His wife, Wanling, is also well educated. She now works for the Agricultural Research Service of the U.S. Department of Agriculture on the Pullman campus as a seed curator. The pair have two children. James 28, works as a senior finance advisor for a medical group in Long Island. Joia ,15, is a high school student in Pullman.

To demonstrate Zhang’s love for and fascination with numbers, consider that before his daughter was born, he developed a computer program to choose her name. He did this by picking his 10 favorite letters in the English alphabet and telling the software to use his selection to come up with alternatives. Joia (Joy-a) was a name both he and his wife liked, but it turns out the French beat him to it without a computer. It means rejoicing.

Rich Koenig was chair of the Department of Crop and Soils in the College of Agriculture, Human and Natural Resource Sciences in 2011, when it became apparent the amount of available data on wheat lines was far surpassing breeders’ ability to use it. He pushed the administration to hire a scientist who could help breeders and geneticists make sense of the data.

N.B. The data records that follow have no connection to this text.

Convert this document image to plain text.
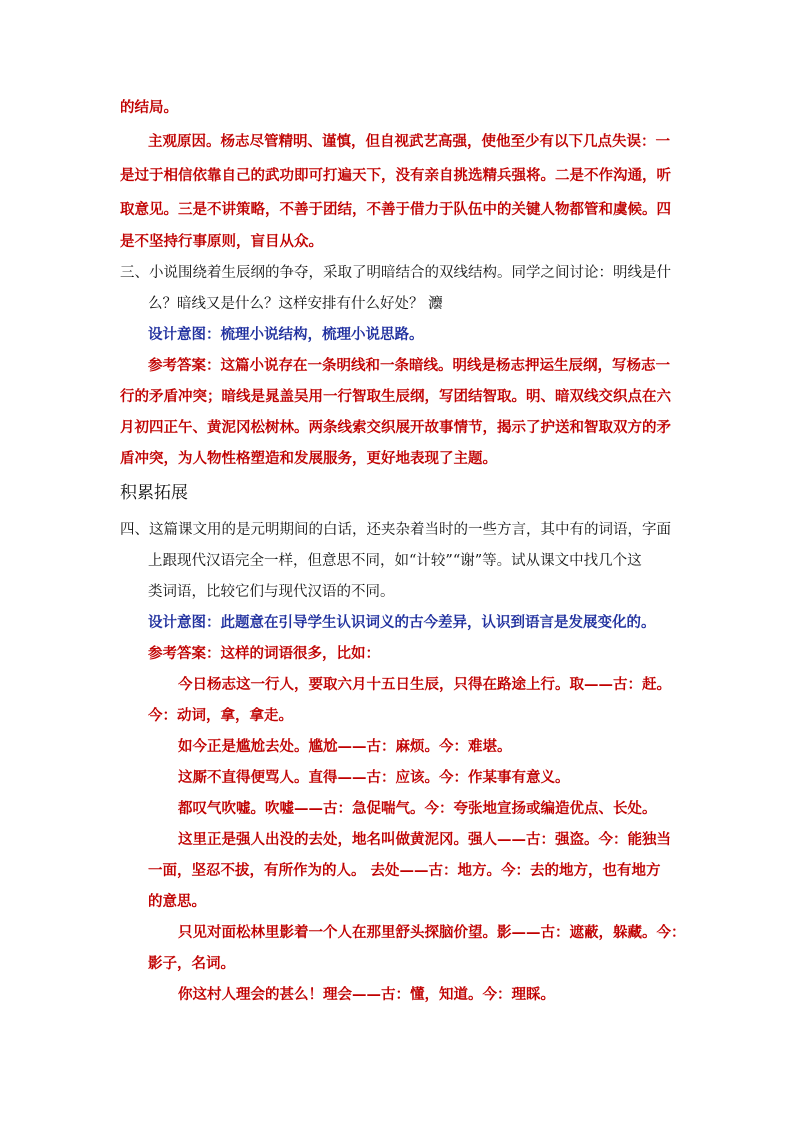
的结局。
主观原因。杨志尽管精明、谨慎，但自视武艺高强，使他至少有以下几点失误：一
是过于相信依靠自己的武功即可打遍天下，没有亲自挑选精兵强将。二是不作沟通，听
取意见。三是不讲策略，不善于团结，不善于借力于队伍中的关键人物都管和虞候。四
是不坚持行事原则，盲目从众。
三、小说围绕着生辰纲的争夺，采取了明暗结合的双线结构。同学之间讨论：明线是什
么？暗线又是什么？这样安排有什么好处？ 灋
设计意图：梳理小说结构，梳理小说思路。
参考答案：这篇小说存在一条明线和一条暗线。明线是杨志押运生辰纲，写杨志一
行的矛盾冲突；暗线是晁盖吴用一行智取生辰纲，写团结智取。明、暗双线交织点在六
月初四正午、黄泥冈松树林。两条线索交织展开故事情节，揭示了护送和智取双方的矛
盾冲突，为人物性格塑造和发展服务，更好地表现了主题。
积累拓展
四、这篇课文用的是元明期间的白话，还夹杂着当时的一些方言，其中有的词语，字面
上跟现代汉语完全一样，但意思不同，如“计较”“谢”等。试从课文中找几个这
类词语，比较它们与现代汉语的不同。
设计意图：此题意在引导学生认识词义的古今差异，认识到语言是发展变化的。
参考答案：这样的词语很多，比如：
今日杨志这一行人，要取六月十五日生辰，只得在路途上行。取——古：赶。
今：动词，拿，拿走。
如今正是尴尬去处。尴尬——古：麻烦。今：难堪。
这厮不直得便骂人。直得——古：应该。今：作某事有意义。
都叹气吹嘘。吹嘘——古：急促喘气。今：夸张地宣扬或编造优点、长处。
这里正是强人出没的去处，地名叫做黄泥冈。强人——古：强盗。今：能独当
一面，坚忍不拔，有所作为的人。 去处——古：地方。今：去的地方，也有地方
的意思。
只见对面松林里影着一个人在那里舒头探脑价望。影——古：遮蔽，躲藏。今：
影子，名词。
你这村人理会的甚么！理会——古：懂，知道。今：理睬。
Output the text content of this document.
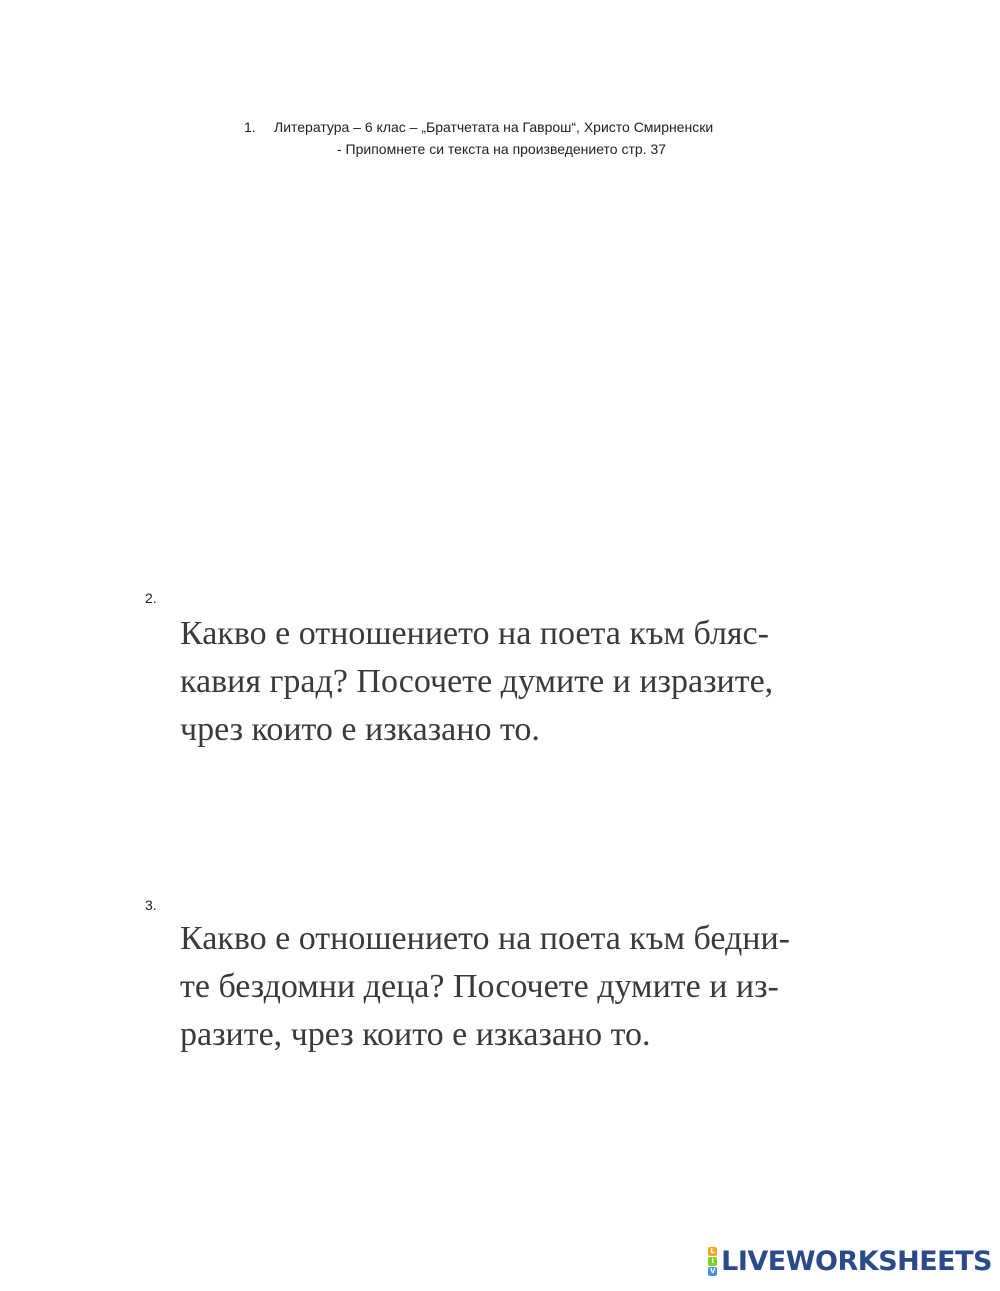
1. Литература – 6 клас – „Братчетата на Гаврош“, Христо Смирненски
- Припомнете си текста на произведението стр. 37
2.
Какво е отношението на поета към бляс-
кавия град? Посочете думите и изразите,
чрез които е изказано то.
3.
Какво е отношението на поета към бедни-
те бездомни деца? Посочете думите и из-
разите, чрез които е изказано то.
L
I
V LIVEWORKSHEETS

“Once the Washington Grain Commission funded an expansion of Deven See’s genetic lab, the number of data points available as part of deciding whether a variety advanced went well beyond what a single human being could digest. We saw that a statistical geneticist was needed to write programs and code to take those thousands of data points and boil them down to what is the best set of lines the breeder can select to advance forward,” Koenig said. “Zhang is in a very high demand field now. We were lucky to hire him.”

Glen Squires, CEO of the WGC, said the board was receptive to Koenig’s entreaties, making the decision even before Zhang was hired to earmark distinguished chair funds for the position. The chair had previously been funding wireworm research which subsequently received funding through a line item in the budget.

“We’ve all heard about big data and how companies like Monsanto are using the bioinformatics to make farmers more productive. We believe Zhang’s work has the potential to do that for Washington farmers,” Squires said.

Mike Pumphrey, WSU’s spring wheat breeder, said Zhang fills an important gap between technology and analytics and said his own work has been significantly impacted, even though the statistical geneticist’s effort are just in the beginning stages.

“The goal of Zhang’s work is not to pick the absolute best. The goal is to be able to throw away the worst, so that what’s left has an opportunity to be truly better,” Pumphrey said. “That way, I will know before yield trials that everything is skewed towards being better, which means the lines I do plant have a chance of being truly better in the field.”

But it’s not just that. By being able to predict performance, Pumphrey said he can feel more confident that the subsequent crosses he makes will also be improved because of the “strong statistical evidence”. Speeding up the number of crosses he makes, meanwhile, has a kind of compound interest in terms of speeding up every other part of his program.

Pumphrey’s last released variety, Ryan, took nine years from initial cross to release. With Zhang’s help there’s the potential of cutting time to release to seven years.

“That is huge,” Pumphrey said.

Zhang, meanwhile, has acclimated well to his Pacific Northwest surroundings, even joining the poker game that certain university researchers and administrators play together. Word is that although Zhang had never played poker before joining the game, his expertise in statistical analysis is proving an advantage.

“He has proven a pretty formidable player,” Pumphrey said.